Home > Cardiology > HFA 2021 > SGLT2 Inhibitors in Heart Failure > Biomarker panel predicts SGLT2 inhibitor response

Biomarker panel predicts SGLT2 inhibitor response

Presented by
Dr Muthiah Vaduganathan, Brigham and Women´s Hospital, MA, USA
Conference
HFA 2021
Trial
CANVAS
Sodium-glucose cotransporter-2 (SGLT2) inhibitors have been shown to lower cardiovascular (CV) risk in both patients with and without diabetes. An analysis of the CANVAS trial suggested that a biomarker assay can identify patients that benefit most from therapy.

Circulating biomarkers reflecting different mechanistic pathways may offer insights into how SGLT2 inhibitors reduce CV risk. “We undertook a secondary analysis of the CANVAS trial to understand whether the use of a multimarker panel may not only identify those at highest risk but also identify patients that may benefit from SGLT2 inhibitors,” explained Dr Muthiah Vaduganathan (Brigham and Women´s Hospital, MA, USA) [1].

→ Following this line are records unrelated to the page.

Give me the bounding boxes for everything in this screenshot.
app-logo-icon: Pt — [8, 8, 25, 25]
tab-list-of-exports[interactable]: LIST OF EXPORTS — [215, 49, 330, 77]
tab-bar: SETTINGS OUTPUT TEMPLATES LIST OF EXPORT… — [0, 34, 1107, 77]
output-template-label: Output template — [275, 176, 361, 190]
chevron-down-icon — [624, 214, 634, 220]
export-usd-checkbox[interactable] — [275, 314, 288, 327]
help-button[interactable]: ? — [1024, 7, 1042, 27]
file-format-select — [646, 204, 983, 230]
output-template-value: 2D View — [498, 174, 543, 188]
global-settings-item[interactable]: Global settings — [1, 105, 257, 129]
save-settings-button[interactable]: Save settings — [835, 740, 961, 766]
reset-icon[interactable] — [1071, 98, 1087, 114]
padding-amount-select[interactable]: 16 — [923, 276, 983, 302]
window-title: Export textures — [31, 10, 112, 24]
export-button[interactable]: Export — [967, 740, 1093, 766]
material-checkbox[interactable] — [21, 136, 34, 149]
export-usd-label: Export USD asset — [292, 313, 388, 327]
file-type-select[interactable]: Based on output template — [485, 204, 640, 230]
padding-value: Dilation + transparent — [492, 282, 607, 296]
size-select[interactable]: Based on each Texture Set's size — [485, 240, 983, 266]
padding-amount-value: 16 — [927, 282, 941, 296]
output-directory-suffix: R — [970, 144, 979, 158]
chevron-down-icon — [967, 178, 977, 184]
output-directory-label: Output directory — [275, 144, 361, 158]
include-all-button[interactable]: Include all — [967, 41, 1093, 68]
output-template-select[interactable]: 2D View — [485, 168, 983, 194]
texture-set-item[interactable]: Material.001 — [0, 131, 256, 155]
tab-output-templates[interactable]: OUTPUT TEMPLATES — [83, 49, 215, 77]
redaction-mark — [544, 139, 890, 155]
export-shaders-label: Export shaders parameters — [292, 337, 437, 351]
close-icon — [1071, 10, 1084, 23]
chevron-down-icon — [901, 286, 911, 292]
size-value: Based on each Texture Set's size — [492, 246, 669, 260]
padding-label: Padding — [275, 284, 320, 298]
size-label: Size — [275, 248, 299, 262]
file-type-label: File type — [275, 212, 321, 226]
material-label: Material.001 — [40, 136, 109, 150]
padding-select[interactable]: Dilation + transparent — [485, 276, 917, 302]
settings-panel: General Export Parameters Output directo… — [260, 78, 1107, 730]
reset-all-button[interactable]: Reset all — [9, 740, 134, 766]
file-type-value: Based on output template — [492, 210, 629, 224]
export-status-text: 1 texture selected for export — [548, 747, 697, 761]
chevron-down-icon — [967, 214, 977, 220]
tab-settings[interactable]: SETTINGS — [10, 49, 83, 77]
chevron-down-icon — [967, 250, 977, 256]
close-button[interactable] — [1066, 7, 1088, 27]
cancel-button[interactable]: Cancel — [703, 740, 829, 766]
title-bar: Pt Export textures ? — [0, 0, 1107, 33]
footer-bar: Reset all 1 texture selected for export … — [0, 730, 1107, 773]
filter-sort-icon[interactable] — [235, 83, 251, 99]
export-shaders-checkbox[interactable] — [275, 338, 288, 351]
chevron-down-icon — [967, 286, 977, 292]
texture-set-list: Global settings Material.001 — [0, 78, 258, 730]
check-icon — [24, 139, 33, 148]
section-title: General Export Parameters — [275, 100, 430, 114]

The CANVAS study (NCT01032629) evaluated the effect of canagliflozin compared with placebo on CV events, including CV death, heart attack, and stroke, in patients with type 2 diabetes whose diabetes was poorly controlled and who had a history of CV events or a high risk of CV events [2]. The biomarker panel used in the current analysis was designed based on 3,040 CANVAS participants. Measured were concentrations of cardiac troponin T by high-sensitivity assay (hs-cTnT), soluble suppression of tumorigenesis-2 (sST2), and insulin-like growth factor-binding protein 7 (IGFBP7). These biomarkers represent myocardial injury (hs-cTNT), vascular congestion (sST2), or acute kidney injury (IGFBP7). Patients were assigned 1 point for every elevated biomarker.

Overall, 36% of the participants had no elevated biomarkers, 35% had 1 elevated biomarker, 27% had 2, and 2% had 3 elevated biomarkers. The higher the biomarker level, the poorer the patients' prognosis. “We found that while the benefit [of SGLT2 inhibitor treatment] with regard to heart failure and kidney events were consistent irrespective of the biomarker score, benefits with regard to major adverse CV events appeared to be greatest in those with multiple abnormal biomarkers,” Dr Vaduganathan said. He concluded that this hypothesis should be tested further in ongoing and completed trials with SGLT2 inhibitors.


    1. Vaduganathan M. Multi-marker biomarker panel, adverse cardiovascular and kidney outcomes, and response to canagliflozin in the CANVAS Program. Heart Failure and World Congress on Acute Heart Failure 2021, 29 June–1 July.
    2. Neal B, et al. New Engl J Med 2017;377:644­–57.